WInte.r Web Data Integration Framework Version 1.3 released

We are happy to announce the release of Version 1.3 of the Web Data Integration Framework (WInte.r).

WInte.r is a Java framework for end-to-end data integration. The framework implements a wide variety of different methods for data pre-processing, schema matching, identity resolution, data fusion, and result evaluation. The methods are designed to be easily customizable by exchanging pre-defined building blocks, such as blockers, matching rules, similarity functions, and conflict resolution functions.

The following features have been added to the framework for the new release:

  • Value Normalization: New ValueNormaliser class for normalizing quantifiers and units of measurement. New DataSetNormaliser class for detecting data types and transform complete datasets into a normalised base format.
  • External Rule Learning: In addition to learning matching rules directly inside of WInte.r, the new release also supports learning matching rules using external tools such as Rapidminer and importing the learned rules back into WInte.r.
  • Debug Reporting: The new release features detailed reports about the application of matching rules, blockers, and data fusion methods which lay the foundation for fine-tuning the methods.
  • Step-by-Step Tutorial: In order to get users started with the framework, we have written a step-by-step tutorial on how to use WInte.r for identity resolution and data fusion and how to debug and fine-tune the different steps of the integration process.

The WInte.r famework forms a foundation for our research on large-scale web data integration. The framework is used by the T2K Match algorithm for matching millions of Web tables against a central knowledge base, as well as within our work on Web table stitching for improving matching quality. The framework is also used in the context of the DS4DM research project for matching tabular data for data search.

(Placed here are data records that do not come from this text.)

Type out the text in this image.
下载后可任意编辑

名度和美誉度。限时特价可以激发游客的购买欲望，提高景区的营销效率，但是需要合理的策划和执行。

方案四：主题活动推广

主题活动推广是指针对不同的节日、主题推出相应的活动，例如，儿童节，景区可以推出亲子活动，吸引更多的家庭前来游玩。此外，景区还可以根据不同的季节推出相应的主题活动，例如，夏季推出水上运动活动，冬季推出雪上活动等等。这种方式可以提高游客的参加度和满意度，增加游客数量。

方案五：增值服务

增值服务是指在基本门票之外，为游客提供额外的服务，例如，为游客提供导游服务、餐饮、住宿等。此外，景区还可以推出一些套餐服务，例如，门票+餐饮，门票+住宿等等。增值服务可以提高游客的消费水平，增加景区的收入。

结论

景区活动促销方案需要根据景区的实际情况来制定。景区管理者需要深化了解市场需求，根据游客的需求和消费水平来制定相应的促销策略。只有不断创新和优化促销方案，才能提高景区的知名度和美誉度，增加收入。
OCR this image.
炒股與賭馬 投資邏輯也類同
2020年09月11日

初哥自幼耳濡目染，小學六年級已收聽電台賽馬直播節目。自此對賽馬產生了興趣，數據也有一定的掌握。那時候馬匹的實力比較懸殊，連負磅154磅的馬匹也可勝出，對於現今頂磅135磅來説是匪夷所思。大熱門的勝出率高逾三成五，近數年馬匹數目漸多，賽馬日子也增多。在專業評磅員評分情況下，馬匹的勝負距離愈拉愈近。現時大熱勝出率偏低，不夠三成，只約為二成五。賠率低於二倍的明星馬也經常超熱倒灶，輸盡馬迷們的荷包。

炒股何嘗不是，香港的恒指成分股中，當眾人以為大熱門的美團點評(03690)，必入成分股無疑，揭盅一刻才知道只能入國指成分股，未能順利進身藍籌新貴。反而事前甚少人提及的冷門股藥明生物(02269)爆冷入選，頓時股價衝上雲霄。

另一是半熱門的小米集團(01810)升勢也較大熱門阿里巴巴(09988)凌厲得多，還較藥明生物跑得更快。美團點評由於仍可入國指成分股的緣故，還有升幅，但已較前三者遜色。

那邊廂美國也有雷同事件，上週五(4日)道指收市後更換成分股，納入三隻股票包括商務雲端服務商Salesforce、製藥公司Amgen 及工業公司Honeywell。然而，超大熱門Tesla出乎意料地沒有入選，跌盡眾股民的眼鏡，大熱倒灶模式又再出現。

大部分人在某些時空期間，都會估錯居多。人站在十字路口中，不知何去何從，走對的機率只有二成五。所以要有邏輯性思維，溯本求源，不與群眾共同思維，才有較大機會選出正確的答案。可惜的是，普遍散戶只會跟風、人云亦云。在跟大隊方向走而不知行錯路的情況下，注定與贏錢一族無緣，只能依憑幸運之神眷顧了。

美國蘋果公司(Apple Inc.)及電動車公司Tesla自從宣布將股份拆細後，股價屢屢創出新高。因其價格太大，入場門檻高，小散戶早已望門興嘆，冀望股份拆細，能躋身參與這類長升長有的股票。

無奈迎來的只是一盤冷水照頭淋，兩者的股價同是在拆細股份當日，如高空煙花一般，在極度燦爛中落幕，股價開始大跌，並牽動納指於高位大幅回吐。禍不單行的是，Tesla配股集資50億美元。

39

Beside of being used for research, we also use the WInte.r famework for teaching. The students of our Web Data Integration course use the framework to solve case studies and implement their term projects.  

Detailed information about the WInte.r framework is found at

https://github.com/olehmberg/winter

The WInte.r framework can be downloaded from the same web site. The framework can be used under the terms of the Apache 2.0 License.

Lots of thanks to Alexander Brinkmann and Oliver Lehmberg for their work on the new release as well as on the tutorial and extended documentation in the WInte.r wiki.